Pęknięcia pojawiły się wzdłuż jezdni, krawędzie zaczęły się łuszczyć. Podobnie ze ścieżką dla rowerów. W niektórych miejscach widać już ślady łatania trasy. Tymczasem droga została oddana do użytku dopiero w październiku ubiegłego roku!
– Starły się nawet białe linie wyznaczające pobocze. Czy oni to malowali farbkami dla dzieci? – irytuje się Janusz Linowiecki, zawodowy kierowca, mieszkaniec Mielna. – Ta droga ma przecież tylko nieco ponad pół roku. Nie była jeszcze używana w wakacje, gdy ruch jest tu największy. A już wygląda tak, jakby była dopiero przygotowywana do remontu.

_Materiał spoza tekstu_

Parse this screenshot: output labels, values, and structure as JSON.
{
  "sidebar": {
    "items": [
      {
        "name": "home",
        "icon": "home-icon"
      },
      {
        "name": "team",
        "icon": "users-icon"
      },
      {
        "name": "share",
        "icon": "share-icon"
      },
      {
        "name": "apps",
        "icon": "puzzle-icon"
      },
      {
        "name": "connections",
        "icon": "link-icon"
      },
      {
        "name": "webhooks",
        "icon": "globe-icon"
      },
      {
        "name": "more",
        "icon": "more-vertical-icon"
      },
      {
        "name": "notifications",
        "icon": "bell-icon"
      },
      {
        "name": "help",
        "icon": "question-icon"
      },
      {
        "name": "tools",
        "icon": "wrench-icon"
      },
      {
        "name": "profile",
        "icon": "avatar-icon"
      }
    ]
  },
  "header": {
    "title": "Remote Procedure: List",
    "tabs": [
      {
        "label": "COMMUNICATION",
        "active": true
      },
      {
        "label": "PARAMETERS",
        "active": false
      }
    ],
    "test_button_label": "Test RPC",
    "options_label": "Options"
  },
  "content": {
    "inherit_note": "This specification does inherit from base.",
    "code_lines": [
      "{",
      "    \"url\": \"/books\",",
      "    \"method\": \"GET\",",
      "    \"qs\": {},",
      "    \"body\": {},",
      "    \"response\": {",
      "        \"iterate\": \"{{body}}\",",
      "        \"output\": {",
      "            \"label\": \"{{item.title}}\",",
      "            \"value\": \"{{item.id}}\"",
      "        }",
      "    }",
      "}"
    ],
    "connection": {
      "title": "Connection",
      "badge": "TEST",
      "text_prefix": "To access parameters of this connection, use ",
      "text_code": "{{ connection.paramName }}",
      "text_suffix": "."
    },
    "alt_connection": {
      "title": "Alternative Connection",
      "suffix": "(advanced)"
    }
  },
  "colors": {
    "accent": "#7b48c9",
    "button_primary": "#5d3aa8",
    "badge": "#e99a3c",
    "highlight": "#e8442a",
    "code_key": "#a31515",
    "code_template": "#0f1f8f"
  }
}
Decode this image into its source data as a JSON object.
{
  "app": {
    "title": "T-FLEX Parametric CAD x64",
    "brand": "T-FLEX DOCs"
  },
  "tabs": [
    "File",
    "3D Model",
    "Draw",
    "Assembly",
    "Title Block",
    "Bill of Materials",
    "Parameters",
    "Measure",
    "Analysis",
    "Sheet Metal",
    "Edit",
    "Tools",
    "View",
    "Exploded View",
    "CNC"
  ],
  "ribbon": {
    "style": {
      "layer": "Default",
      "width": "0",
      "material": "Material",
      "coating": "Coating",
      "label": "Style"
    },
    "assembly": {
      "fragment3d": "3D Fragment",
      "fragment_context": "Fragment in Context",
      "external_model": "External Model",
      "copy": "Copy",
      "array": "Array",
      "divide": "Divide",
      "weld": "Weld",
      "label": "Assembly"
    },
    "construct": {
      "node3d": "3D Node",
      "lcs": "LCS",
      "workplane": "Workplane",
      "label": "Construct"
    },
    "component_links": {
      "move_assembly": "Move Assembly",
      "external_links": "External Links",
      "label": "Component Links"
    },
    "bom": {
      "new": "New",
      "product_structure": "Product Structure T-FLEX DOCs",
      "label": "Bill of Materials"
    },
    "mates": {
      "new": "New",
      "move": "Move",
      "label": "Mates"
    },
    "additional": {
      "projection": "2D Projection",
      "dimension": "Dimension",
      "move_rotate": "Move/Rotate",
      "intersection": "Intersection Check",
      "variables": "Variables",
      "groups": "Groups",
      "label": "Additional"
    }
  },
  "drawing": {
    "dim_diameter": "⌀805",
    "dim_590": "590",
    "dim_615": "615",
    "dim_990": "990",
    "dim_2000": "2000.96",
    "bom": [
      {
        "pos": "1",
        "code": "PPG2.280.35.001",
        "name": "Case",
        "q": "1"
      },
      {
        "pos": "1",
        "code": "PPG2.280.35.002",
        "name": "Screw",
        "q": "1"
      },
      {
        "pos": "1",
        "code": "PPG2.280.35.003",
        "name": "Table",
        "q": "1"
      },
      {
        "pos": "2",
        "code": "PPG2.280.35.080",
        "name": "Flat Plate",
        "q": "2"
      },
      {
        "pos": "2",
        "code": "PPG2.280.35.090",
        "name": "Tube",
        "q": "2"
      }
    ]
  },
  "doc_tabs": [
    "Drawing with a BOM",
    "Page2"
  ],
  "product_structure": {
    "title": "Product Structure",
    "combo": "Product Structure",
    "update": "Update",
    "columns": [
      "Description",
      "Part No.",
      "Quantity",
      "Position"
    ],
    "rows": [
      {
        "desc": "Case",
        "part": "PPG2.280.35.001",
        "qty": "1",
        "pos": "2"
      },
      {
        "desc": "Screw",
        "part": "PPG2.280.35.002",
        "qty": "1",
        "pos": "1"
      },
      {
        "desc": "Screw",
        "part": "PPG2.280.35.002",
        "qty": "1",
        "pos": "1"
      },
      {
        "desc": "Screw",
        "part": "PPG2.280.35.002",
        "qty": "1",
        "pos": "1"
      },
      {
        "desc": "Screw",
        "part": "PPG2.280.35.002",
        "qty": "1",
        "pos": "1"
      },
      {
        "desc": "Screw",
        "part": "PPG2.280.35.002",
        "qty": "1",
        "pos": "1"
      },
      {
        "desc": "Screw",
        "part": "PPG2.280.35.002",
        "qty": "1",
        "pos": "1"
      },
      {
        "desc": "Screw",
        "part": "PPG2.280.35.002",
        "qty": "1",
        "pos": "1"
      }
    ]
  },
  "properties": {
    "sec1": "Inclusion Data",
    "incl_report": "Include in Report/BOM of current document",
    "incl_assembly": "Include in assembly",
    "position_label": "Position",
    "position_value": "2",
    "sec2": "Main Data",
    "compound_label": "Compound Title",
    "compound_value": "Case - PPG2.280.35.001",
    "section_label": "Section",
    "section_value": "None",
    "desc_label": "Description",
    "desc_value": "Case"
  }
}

Między Czytelnikami "Głosu Koszalińskiego”, także internautami odwiedzającymi forum.gk24.pl, rozgorzała wczoraj ostra dyskusja o nowej trasie. Nic dziwnego, inwestycja kosztowała ponad 8 mln zł, tymczasem jeszcze przed jej ukończeniem mieszkańcy sygnalizowali, że jakość drogi i ścieżki znacząco odbiega od standardów. Brakowało krawężników, miejsc postojowych, rowerzyści obawiali się, że kierowcy będą na ścieżce parkowali swoje samochody. Nie pomylili się. W weekend, przede wszystkim przy kanale jamneńskim, nie można było bezpiecznie przejechać rowerem.